Learning Experience - Posted by Shenesa

Posted by Redline on December 14, 2000 at 15:20:40:

As I understand it from people on the board that deal with banks regularly - you’ll have a hard time entering into a contract with a bank on a property and flipping that contract. More than not the bank is looking for as traditional a contract as it can get.


Learning Experience - Posted by Shenesa

Posted by Shenesa on December 14, 2000 at 14:43:12:

I thought I write this up especially for us newbies not to get down on ourselves when we miss good deals. One in particular was a 2 family house that was a REO I came across on the MLS. The house was HUGE just needed some painting, a window and screen door replaced. The bank was asking 32k for this house which could have been sold for 65k and each unit rented for $650 w/ tenants paying their own heat. Well the bank wanted 1k as ernest deposit, I said NO I’ll give you $100 they took it to the board and they accepted the deposit. Then they wanted a pre-qual letter. This is where it got interesting. I had spoken with this particular broker in past about my REI plans, which he was referred to me by a RE Lawyer I met a few months back. Anyway, my agent, at that time, drew up the papers. My plans were to tie the property up for 60 days and either assign it to another investor or flip it. The broker new of my plans and declined to write up a pre-qual letter for me. I have no idea why, he just stated because he knew my plans for the property and would not do the letter. Ouch, Ouch, Ouch. I was upset and told the agent to forget it. Mind you the agent was fine with my plans.

Now everytime I pass that house I wonder “WHAT IF” the broker cooperated. But I use that situation as a stepping stone and not a stumbling block. Sometimes you can talk toooooo much to the right person and they do the wrong thing. Mind you this broker is familiar with creative REI and gave me a breifer on double closing and flipping.

So every deal that may seem to not fall through can always be a learning experience. Therefore take a licking but keep on ticking. Believe me I have plenty more learning experiences but time will not allow me to go through them all. Like my best friend said to me last week, “Shenesa, when they hand you that check at closing it will all be worth it.”

Much Success

Re: Learning Experience - Posted by dewCO

Posted by dewCO on December 15, 2000 at 09:31:14:

Perhaps you could have gone to another lender to get the prequal letter, one who didn’t know what you planned.
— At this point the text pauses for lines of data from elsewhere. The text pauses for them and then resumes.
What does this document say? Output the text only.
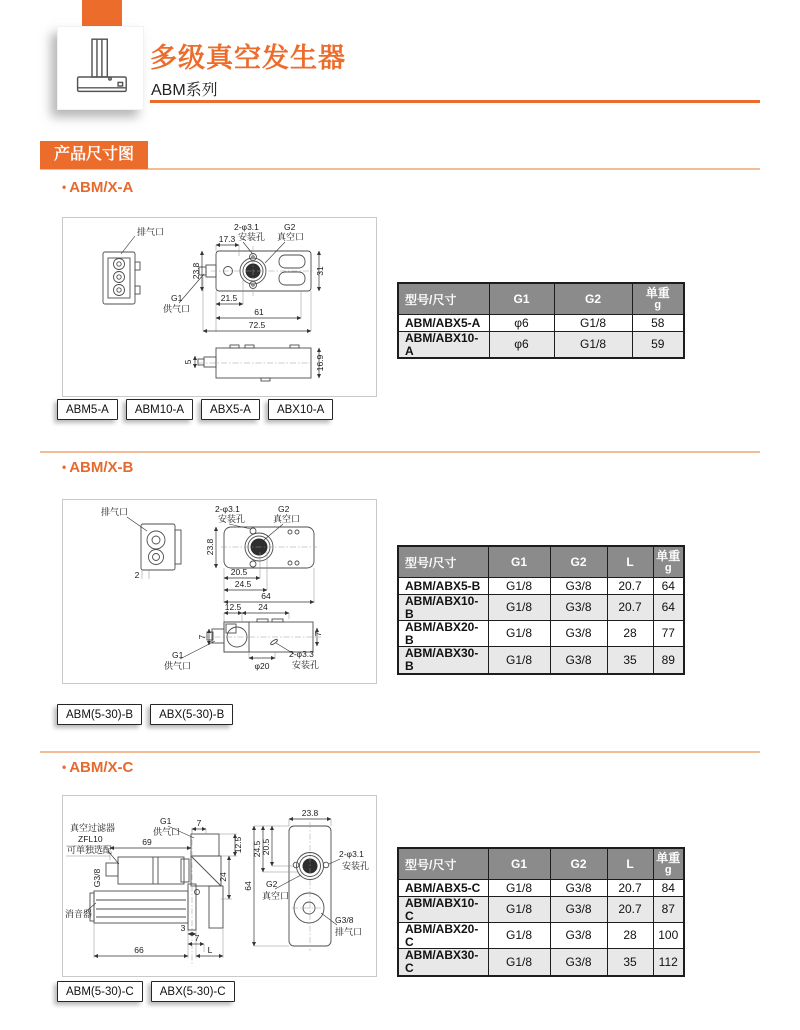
多级真空发生器
ABM系列
产品尺寸图
• ABM/X-A
排气口
17.3
2-φ3.1
安装孔
G2
真空口
23.8	31
21.5
61
72.5
G1
供气口
5	16.9
型号/尺寸	G1	G2	单重
g

ABM/ABX5-A	φ6	G1/8	58
ABM/ABX10-A	φ6	G1/8	59
ABM5-A	ABM10-A	ABX5-A	ABX10-A
• ABM/X-B
排气口
2
2-φ3.1
安装孔
G2
真空口
23.8
20.5
24.5
64
12.5 24
7
7
G1
供气口	φ20
2-φ3.3
安装孔
型号/尺寸	G1	G2	L	单重
g

ABM/ABX5-B	G1/8	G3/8	20.7	64
ABM/ABX10-B	G1/8	G3/8	20.7	64
ABM/ABX20-B	G1/8	G3/8	28	77
ABM/ABX30-B	G1/8	G3/8	35	89
ABM(5-30)-B	ABX(5-30)-B
• ABM/X-C
真空过滤器
ZFL10
可单独选配
G3/8
69
G1
供气口
7
12.5
24
消音器
3
7
66	L
23.8
20.5
24.5
64
2-φ3.1
安装孔
G2
真空口
G3/8
排气口
型号/尺寸	G1	G2	L	单重
g

ABM/ABX5-C	G1/8	G3/8	20.7	84
ABM/ABX10-C	G1/8	G3/8	20.7	87
ABM/ABX20-C	G1/8	G3/8	28	100
ABM/ABX30-C	G1/8	G3/8	35	112
ABM(5-30)-C	ABX(5-30)-C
Re: Learning Experience - Posted by Mark-NC

Posted by Mark-NC on December 15, 2000 at 06:58:02:

I know that any bank properties I have bought, the contracts were not assignable.

I found the best thing to do is find a hard money source as a back up. This way if you have 60 days to close and you can’t find someone else to flip it to, you can at least close the property with hard money untill you can find a buyer. You could also use the hard money lender for your pre qual letter to the bank.

If your numbers were right on this, there shouldn’t have been any problem obtaining this with hard money. It would be a sweet deal even if you had to include some hard money fee’s to obtain it.


Re: Learning Experience - Posted by JohnBoy

Posted by JohnBoy on December 14, 2000 at 18:08:29:

Most banks, if not all banks, have clauses that do not allow assigning or flipping their contracts. You have to close on them yourself. You could arrange to do a simo closing with your buyer, but even those are getting harder to pull off lately.

Another good idea that was mentioned here a while back that would work is to either enter into the contract using a LLC or trust as the buyer. Then you can sell your interest in the LLC or trust to your buyer by assigning your interest over to them. The LLC or the trust will still be the entity closing on the property.

Depending on what it cost in your state to set up an LLC would determine whether to use that as an entity to enter into contracts with or whether to just set up a trust to use instead.

If memory serves, I think it was Steve Cook that said he was using LLC’s for this and that they only cost $75 in his state. In my state an LLC cost $400, so I would use a trust instead and avoid paying out the $400 for the LLC.